かなしさ

産業カウンセラーの講座に通っている。

後期に入り、残りの面接実習もあと6回程度。先日、いわゆる逐語記録、面接内容のテープ起こしを終えた。心身共にくたくたになった。


そして、逐語記録の提出日、指導者との面談があった。
私の前に面談したメンバーが泣きながら出てきてギョッとした。たった10分の間に何を言われるんだ…!?
そもそも緊張しやすい私は、手に汗握って面接室に入った。

まずは指導者から、聴く態度はしっかりできていると褒めていただいた。自分の思いを聞かれたので、クライエントの感情についていけないことを話した。

続いて、指導者から見た私について話してもらった。
かなしさ、つらさ、そうした感情を否定的に思っていないか。よろこび、たのしさと、かなしさ、つらさは本来等価なものだが、かなしい、つらいと感じてはいけないのだろうか?と。
それに対して答えようとして、ついうっかり、かなしさやつらさを「否定的感情」と言い換えている自分に気づき、固まってしまう。
かなしい、つらいと言ってる人に、どう慰めの言葉をかけていいか、昔から苦手だ、と打ち明けた。すると、慰めないとだめなんだね?と返ってきた。
うおおお、慰めなくてもいいのか!?!?混乱してまたフリーズし、涙目。


かなしさやつらさを否定している、そんなこと考えたこともなかった。
そういえば、面接実習で私がクライエント役だったとき、つらい話なのに笑いながら喋っていて違和感があると言われたことがあった。私のことを、いつも悪いことを話さない人だと評する人もいる。なんだか繋がる。

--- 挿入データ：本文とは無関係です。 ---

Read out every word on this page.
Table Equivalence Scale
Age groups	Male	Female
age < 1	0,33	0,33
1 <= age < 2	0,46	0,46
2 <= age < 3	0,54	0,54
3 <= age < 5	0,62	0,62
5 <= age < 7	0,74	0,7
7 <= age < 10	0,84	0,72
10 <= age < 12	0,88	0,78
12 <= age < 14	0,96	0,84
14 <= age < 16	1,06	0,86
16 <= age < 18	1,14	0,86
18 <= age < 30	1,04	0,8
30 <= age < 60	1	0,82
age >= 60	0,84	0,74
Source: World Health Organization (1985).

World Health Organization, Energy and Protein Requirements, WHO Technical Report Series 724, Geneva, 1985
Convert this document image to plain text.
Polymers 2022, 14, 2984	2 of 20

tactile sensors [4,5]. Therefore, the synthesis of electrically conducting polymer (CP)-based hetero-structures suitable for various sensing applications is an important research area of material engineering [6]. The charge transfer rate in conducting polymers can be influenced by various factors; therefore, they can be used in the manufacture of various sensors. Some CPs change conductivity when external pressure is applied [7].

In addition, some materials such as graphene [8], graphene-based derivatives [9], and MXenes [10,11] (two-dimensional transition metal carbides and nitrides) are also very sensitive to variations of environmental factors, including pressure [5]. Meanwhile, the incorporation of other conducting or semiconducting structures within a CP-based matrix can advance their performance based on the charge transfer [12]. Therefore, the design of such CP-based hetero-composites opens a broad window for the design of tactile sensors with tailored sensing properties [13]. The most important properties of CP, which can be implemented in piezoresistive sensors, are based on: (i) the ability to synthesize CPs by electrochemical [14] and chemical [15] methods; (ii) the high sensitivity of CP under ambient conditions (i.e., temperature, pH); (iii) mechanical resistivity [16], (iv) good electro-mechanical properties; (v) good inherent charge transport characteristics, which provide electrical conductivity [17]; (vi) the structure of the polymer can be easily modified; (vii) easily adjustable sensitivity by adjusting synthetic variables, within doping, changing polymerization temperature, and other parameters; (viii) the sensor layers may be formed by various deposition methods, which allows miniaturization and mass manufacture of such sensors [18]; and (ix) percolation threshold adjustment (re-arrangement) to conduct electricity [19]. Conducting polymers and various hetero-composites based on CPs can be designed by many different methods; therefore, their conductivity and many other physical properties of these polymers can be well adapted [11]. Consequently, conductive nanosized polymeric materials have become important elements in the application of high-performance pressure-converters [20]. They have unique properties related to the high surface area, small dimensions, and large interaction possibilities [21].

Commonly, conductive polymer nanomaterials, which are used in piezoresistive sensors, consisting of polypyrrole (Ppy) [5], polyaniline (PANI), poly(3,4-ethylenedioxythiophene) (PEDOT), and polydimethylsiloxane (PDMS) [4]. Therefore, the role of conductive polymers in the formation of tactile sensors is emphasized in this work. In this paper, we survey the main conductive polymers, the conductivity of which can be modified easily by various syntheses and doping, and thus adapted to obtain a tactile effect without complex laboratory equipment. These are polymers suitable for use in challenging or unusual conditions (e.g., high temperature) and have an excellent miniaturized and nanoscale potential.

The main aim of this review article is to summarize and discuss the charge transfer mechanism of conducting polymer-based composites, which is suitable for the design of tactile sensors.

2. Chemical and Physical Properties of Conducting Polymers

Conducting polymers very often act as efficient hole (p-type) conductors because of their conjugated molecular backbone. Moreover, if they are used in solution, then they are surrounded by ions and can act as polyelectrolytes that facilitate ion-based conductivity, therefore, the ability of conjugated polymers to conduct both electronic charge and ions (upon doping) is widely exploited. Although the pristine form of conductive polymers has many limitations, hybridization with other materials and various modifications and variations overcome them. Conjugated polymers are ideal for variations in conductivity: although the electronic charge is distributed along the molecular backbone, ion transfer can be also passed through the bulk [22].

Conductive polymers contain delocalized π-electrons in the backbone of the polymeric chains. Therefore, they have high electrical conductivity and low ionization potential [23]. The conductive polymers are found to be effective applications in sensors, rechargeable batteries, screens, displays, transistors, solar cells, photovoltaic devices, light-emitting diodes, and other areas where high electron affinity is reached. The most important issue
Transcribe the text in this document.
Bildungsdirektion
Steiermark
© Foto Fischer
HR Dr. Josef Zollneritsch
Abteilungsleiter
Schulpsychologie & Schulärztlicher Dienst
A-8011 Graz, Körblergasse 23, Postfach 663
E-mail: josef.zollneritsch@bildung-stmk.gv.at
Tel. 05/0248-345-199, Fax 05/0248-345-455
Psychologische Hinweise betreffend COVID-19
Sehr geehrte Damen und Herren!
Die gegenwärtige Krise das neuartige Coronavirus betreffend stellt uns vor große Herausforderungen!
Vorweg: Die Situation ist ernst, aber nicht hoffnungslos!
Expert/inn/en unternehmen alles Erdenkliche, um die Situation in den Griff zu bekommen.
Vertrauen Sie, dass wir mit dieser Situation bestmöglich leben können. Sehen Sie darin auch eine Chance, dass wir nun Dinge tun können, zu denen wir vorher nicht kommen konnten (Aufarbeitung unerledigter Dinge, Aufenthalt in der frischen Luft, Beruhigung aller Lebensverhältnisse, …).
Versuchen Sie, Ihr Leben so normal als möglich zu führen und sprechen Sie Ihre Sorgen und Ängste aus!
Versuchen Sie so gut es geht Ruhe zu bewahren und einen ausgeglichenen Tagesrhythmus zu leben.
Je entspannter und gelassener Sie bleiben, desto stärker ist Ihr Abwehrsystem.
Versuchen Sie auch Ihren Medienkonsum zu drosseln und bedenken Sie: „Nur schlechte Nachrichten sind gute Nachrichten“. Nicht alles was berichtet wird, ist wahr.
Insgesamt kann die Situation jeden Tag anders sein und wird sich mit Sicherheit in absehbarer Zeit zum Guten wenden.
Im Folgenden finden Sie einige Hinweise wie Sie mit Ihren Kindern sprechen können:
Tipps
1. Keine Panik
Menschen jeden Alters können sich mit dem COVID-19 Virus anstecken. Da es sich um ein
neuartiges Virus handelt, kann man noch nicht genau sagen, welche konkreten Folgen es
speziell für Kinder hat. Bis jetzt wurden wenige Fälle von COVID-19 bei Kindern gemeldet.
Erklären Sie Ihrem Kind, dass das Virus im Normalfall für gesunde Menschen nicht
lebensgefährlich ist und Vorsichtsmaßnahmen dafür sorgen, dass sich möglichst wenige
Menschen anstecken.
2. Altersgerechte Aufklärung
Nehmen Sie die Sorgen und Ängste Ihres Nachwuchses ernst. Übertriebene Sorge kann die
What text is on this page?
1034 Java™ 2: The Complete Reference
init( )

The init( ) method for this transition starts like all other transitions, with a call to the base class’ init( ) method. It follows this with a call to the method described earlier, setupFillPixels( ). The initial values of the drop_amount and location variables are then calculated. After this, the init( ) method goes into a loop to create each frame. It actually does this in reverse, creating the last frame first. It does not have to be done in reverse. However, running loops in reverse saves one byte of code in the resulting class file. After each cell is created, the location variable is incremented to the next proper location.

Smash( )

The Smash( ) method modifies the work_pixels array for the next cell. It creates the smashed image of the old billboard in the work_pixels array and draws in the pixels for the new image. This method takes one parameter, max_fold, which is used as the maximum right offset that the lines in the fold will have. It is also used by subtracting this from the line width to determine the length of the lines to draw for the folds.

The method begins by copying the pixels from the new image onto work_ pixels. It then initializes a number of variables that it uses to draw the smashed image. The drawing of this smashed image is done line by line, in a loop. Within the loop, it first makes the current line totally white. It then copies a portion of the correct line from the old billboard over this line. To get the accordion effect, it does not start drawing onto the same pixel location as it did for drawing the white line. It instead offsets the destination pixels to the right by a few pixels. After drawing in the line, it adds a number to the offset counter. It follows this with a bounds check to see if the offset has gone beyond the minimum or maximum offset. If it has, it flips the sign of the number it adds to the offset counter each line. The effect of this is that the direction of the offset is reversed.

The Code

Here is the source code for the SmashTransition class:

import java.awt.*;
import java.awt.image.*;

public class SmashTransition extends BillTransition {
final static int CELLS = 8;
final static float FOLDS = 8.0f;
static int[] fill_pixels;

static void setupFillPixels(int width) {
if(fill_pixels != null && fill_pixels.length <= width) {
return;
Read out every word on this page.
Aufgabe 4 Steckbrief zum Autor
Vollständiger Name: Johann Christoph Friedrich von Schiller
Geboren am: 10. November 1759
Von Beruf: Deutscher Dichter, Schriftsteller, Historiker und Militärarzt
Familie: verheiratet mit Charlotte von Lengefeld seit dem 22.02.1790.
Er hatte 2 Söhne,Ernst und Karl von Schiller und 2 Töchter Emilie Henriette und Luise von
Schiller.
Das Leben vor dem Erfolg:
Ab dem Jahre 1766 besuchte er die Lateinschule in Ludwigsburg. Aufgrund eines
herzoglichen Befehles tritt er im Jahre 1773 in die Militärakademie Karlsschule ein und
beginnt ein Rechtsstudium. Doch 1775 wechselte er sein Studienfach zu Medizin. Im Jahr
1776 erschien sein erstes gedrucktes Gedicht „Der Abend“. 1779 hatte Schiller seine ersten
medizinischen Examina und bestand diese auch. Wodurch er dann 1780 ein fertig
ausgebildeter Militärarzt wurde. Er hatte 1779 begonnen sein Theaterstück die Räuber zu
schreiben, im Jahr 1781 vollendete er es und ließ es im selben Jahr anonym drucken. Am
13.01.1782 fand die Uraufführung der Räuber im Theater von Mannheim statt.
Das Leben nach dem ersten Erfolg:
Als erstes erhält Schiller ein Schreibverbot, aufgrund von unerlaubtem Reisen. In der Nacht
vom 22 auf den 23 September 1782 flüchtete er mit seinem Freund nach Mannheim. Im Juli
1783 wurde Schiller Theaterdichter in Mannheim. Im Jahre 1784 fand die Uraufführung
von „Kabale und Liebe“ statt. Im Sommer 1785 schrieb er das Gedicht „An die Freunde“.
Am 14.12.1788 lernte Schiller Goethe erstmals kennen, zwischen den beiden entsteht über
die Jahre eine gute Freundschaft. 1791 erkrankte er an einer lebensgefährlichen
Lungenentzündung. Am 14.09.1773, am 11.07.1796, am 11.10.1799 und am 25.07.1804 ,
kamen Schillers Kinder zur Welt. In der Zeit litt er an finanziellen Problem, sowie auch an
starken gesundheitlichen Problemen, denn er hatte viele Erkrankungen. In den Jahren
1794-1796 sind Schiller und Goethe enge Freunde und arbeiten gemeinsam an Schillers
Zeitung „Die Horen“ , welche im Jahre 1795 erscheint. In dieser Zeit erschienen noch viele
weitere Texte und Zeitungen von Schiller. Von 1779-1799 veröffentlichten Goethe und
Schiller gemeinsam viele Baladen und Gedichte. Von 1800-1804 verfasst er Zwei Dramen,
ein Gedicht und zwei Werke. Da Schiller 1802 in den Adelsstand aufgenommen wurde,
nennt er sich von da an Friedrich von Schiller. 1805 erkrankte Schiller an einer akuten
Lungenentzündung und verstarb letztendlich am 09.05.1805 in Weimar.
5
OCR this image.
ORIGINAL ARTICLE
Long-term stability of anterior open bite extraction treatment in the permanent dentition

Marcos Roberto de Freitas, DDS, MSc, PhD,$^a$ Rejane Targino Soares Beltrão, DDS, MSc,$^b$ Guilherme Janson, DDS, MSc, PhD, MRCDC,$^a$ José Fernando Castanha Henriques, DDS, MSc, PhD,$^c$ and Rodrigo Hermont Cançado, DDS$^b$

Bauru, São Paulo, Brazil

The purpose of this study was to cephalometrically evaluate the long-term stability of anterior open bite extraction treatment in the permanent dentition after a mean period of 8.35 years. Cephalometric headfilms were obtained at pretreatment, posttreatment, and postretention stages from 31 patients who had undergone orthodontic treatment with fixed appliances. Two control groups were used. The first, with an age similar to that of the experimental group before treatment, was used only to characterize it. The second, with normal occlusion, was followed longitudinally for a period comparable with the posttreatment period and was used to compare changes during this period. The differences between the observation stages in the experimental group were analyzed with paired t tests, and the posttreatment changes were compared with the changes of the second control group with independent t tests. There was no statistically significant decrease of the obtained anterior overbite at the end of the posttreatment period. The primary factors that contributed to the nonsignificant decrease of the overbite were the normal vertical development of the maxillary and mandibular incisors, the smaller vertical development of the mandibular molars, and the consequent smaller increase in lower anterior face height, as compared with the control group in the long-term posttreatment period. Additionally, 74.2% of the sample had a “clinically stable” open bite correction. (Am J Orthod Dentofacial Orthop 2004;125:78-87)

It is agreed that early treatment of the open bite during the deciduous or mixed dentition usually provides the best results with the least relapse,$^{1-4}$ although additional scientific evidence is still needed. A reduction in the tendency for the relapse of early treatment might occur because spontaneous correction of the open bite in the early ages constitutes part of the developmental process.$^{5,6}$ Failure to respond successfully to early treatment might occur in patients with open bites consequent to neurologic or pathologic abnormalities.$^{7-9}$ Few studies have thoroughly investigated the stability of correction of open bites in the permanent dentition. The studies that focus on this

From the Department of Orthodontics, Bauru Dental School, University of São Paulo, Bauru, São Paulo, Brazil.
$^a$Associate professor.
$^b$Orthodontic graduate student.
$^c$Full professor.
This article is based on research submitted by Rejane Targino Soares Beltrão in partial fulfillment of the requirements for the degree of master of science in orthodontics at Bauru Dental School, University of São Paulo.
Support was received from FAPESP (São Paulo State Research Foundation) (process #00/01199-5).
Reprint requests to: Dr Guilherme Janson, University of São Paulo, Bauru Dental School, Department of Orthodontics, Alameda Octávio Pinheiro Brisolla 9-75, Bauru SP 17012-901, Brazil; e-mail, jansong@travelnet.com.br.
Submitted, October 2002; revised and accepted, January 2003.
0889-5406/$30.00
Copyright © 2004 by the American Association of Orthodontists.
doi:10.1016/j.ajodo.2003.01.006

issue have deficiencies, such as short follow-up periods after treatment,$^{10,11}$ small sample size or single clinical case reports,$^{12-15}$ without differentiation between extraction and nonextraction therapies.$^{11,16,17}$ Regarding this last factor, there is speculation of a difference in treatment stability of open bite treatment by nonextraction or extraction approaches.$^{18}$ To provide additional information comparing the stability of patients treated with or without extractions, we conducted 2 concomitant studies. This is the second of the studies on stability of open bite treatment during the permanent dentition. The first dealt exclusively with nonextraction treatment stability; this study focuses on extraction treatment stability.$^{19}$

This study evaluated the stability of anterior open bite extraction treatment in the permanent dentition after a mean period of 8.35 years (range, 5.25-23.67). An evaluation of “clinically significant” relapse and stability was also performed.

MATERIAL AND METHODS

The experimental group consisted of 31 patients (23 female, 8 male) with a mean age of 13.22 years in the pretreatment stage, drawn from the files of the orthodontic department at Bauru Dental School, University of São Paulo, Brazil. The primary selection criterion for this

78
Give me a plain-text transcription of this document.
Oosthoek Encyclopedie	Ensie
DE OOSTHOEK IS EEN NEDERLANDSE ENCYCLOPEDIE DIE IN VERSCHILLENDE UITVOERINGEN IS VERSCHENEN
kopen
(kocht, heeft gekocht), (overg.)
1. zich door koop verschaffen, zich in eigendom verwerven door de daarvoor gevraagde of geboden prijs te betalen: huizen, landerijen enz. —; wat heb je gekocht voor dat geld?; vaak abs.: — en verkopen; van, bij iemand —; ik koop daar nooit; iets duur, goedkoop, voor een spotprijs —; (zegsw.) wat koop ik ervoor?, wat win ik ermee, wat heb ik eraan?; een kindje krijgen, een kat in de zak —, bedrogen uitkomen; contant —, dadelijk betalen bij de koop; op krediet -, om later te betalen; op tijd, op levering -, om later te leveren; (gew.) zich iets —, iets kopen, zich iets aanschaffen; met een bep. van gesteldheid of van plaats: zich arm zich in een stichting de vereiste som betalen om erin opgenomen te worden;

子供の頃から長子としていいお姉ちゃんでいなければならなかったから、弱音を吐いたり、嫌だと駄々をこねたり、泣いて訴えたりすることはできなかったなと思い出す。かなしくてつらくてどうしようもないときは、いつも部屋で一人で泣いていた。
仲間にそういう気持ちを打ち明けることもなかったな、そういえば。なぜなのか、まだ自分でもわからない。
救いなのは、夫の前では泣けることかもしれない。そういえば私、夫に育て直してもらっている気がすることがこれまでも多々あったけど、やっぱりそうなのかもしれない。


自己理解って難しい。
私は結構できてる方だと勝手に思っていた。でも、月の裏側のように、意識の表には絶対に現れず、見も知らぬ想像もできぬ自分が無意識の中にいるんだな。
知らない自分を知るってすごい体験だ、って語彙が限界で陳腐な表現しかできないけど。混乱と驚きで眩暈しそうな感覚がする。
指導者との面談はカウンセリングではないから、自分で気づく前に指摘されてフリーズしちゃったんだな。

インサイド・ヘッド、っていうアニメーション映画があったよね。とりあえず見てみようかなって、今ちょっと思ってる。
それ以上はまだ、考えられない。
ぼちぼちと着々と、自己理解について考えていくしかない。